Aslında kaderimizi kendimiz belirlemeyiz. Çoğunlukla bazı misyonlarla doğarız. En basitinden doğduğumuzda bize öğretilecek din dahi bellidir.. Aslında bizler ne yaşarsak yaşayalım doğduğumuz yerin insanı olarak ölürüz. Çünkü coğrafya iz bırakır insanın hayatında.

Montesquieu benzer şekilde iklimin insanların kişilikleri, davranış biçimleri üzerinde etkili olduğunu’’ iklim teorisi’’ ile ifade etmiştir. İklimi yağışlı bir yer düşünün her tarafın dağlık olduğu, sokakların yokuşlarla çevrili olduğu bir yer. Aklımıza ilk gelen küçük  Karadeniz şehirleridir. Karadeniz insanının temel özellikleri sizce coğrafyadan etkilenmemiş midir? Bırakalım karakteristik özellikleri, yöresel oyunlardan tutun, yörenin yeme-içme adeti dahi iklimce şekillenir.

Genel bir bakış açısıyla asla birey bazına indirmeksizin; Ege’nin rehaveti, Karadeniz insanın hırçınlığı, Doğu  insanın sertliği, Akdeniz insanının rahatlığı başka nasıl açıklanabilir… Böylece doğduğumuz yer aynı İbni Haldun’un dediği üzere kaderimiz oluyor. İster istemez sosyal yaşantımız, karakterimiz, kültürümüz bu coğrafyayla bir gelişiyor.

Dünya üzerindeki birçok kültür, hatta aynı ülkeyi paylaşsa bile farklı bölgelerde yaşayan insanlar için bile toplumsal doğrular farklı. Sırf yaşadığı yere göre bireyleri ötekileştirmemekle birlikte toplum olarak genel kabul gören doğruların olduğu ve bu doğruların yaşanılan yere göre ,coğrafyaya göre değiştiği yadsınamaz bir gerçek.

Hangimiz İzmir ile Hakkari’nin toplumsal doğrularının aynı olduğunu söyleyebilir. Veya hangimiz belli bir medeniyet seviyesine ulaşmış bir toplumun, ilkel yaşayan bir kabile ile aynı gelenekleri taşıdığını söyleyebiliriz…

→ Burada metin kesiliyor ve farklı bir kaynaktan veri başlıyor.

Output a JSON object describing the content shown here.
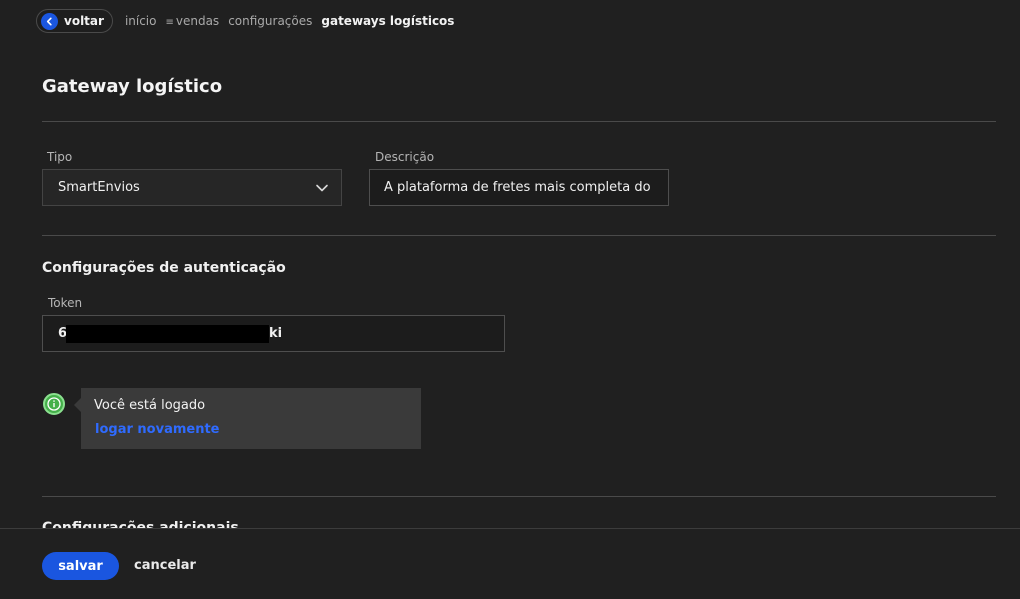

Aynı zamanda her birey ne kadar özgür bir toplumda yaşarsa yaşasın ’’Toplumun zaptı’’altında. Özellikle ülkemizde bunu  iliklerimize kadar hissediyoruz. Hatta toplumsal bakış her ne kadar şimdi çoğunlukla çağa uygun şekilde değişmiş olsa da Medeni Kanunumuza, Ceza Kanunumuza bile yansıyor. Mesela önceden  kanunlarda yer alan töre; ırz; namus; bekaret gibi kavramlar artık yeni düzenlemelerde yok. Yani toplumsal bakış açısını doğru veya yanlış olarak sorgulamaksızın meşrulaştıran bu tavırdan uzaklaşmış bulunuyoruz .Yani buradaki yanılgı aslında herkesin kabul ettiği yani çoğunluğun peşinden gittiği düşüncenin, bakış açısının doğru olduğunun sanılması konusundaki yanılsama.Tabi ki kanunların da bu yanılsamalar üzerinden tayin edilmesi doğru değil. Geri kalmış birçok ülkenin kanunlarının dinsel ve kültürel dayatmalardan oluştuğunu görüyoruz. Dolayısıyla coğrafya birey ve toplum bazında kaderimiz olsa dahi, devletlerin kaderi yoktur. Devletlerin ve bireylerin ‘’toplum zaptından’’bir an önce kurtulması dileğiyle…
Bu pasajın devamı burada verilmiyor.